Prof. Sarah O’Connor.

Die 31 Schritte zum Vinblastin

Wie die Studienautoren betonen, basieren ihre Ergebnisse auf jahrelanger Arbeit in einer Reihe von Laboratorien auf der ganzen Welt. Es war wirklich eine gemeinsame Leistung.

Ihre jüngste Arbeit mit dem Titel “Missing enzymes in the biosynthesis of the anticancer drug vinblastine in Madagascar periwinkle” wurde in der Zeitschrift Science veröffentlicht. (2)

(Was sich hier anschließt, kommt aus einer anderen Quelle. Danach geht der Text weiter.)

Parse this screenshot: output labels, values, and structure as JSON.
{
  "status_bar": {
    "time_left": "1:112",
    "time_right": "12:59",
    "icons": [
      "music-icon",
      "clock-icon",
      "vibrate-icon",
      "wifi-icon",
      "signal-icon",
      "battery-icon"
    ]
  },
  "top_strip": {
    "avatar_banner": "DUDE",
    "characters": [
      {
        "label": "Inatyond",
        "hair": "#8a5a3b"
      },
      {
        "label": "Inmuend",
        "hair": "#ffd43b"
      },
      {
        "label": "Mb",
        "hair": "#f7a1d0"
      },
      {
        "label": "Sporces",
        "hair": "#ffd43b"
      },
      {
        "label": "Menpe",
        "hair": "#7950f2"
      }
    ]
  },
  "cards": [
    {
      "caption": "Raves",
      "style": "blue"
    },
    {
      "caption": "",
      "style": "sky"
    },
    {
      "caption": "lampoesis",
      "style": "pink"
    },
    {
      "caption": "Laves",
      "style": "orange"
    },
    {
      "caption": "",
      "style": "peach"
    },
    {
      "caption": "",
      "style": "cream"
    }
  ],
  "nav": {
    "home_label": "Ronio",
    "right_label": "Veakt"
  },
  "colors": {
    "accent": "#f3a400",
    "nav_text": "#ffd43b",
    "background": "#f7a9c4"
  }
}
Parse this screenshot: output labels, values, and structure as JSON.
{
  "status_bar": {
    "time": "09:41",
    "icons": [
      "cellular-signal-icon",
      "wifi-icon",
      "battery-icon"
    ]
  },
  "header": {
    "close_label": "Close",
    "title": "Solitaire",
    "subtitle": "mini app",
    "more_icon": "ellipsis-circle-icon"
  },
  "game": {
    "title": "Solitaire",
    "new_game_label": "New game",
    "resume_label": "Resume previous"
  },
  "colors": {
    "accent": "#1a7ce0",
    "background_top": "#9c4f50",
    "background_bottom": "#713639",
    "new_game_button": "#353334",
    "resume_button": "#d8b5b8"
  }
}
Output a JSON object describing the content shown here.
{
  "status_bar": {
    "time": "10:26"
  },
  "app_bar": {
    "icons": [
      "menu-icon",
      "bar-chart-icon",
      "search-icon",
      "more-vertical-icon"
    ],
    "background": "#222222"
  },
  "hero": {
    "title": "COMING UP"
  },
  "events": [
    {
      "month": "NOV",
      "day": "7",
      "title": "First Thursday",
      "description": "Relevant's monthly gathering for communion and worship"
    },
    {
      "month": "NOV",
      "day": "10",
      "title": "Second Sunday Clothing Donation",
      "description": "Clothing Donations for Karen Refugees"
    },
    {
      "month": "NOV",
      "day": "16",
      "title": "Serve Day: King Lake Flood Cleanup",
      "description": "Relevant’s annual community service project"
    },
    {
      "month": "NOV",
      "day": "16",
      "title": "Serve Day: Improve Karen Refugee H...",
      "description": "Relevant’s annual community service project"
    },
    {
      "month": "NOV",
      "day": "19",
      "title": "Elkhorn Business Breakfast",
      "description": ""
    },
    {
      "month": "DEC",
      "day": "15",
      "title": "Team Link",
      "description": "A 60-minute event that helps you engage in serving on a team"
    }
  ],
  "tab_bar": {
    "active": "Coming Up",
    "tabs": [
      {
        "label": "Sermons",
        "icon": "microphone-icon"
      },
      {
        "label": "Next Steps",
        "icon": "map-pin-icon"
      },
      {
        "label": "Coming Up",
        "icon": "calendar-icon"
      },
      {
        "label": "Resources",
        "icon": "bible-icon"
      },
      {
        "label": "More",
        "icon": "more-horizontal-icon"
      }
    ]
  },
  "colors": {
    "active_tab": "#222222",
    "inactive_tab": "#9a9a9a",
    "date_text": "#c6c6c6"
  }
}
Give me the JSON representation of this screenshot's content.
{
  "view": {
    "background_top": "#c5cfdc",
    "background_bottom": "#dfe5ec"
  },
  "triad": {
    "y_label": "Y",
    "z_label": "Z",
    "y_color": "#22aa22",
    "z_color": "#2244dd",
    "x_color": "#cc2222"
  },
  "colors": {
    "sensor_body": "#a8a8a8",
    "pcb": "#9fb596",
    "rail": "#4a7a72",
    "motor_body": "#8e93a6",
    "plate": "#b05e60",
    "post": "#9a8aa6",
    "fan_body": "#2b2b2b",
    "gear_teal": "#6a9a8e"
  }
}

In dem Artikel identifizieren die Forscher auch die Enzyme, die an den letzten Schritten der Synthese von Vinblastin beteiligt sind: Katharanthin und Tabersonin.

Mit moderner Technologie, traditioneller Chemie und Literatur aus den 60er und 70er Jahren haben sie die chemischen Schritte zur Umwandlung des Vorläufermoleküls in Vinblastin zusammengefasst – insgesamt 31 Schritte. Der rosafarbene Catharanthe ist in der Tat eine beeindruckende Pflanze.

Die Enzyme, die sie identifiziert haben, können mit Hilfe synthetischer biologischer Techniken, die bereits im Einsatz sind, gekoppelt werden, wodurch eine dringend benötigte Abkürzung zur Herstellung von Vinblastin entsteht.

Es gibt gute Gründe, sich über diese Ergebnisse zu freuen. Prof. O’Connor sagt: “Mit diesen Informationen können wir jetzt versuchen, die Menge an Vinblastin zu erhöhen, die entweder in der Pflanze produziert wird, oder indem wir synthetische Gene in Wirte wie Hefe oder Pflanzen einbringen”.

Sie sagen voraus, dass innerhalb der nächsten 12-18 Monate ihr Labor oder das eines Kollegen in der Lage sein sollte, kleine Mengen Vinblastin oder dessen Vorläufer Vindolin und Katharanthin herzustellen.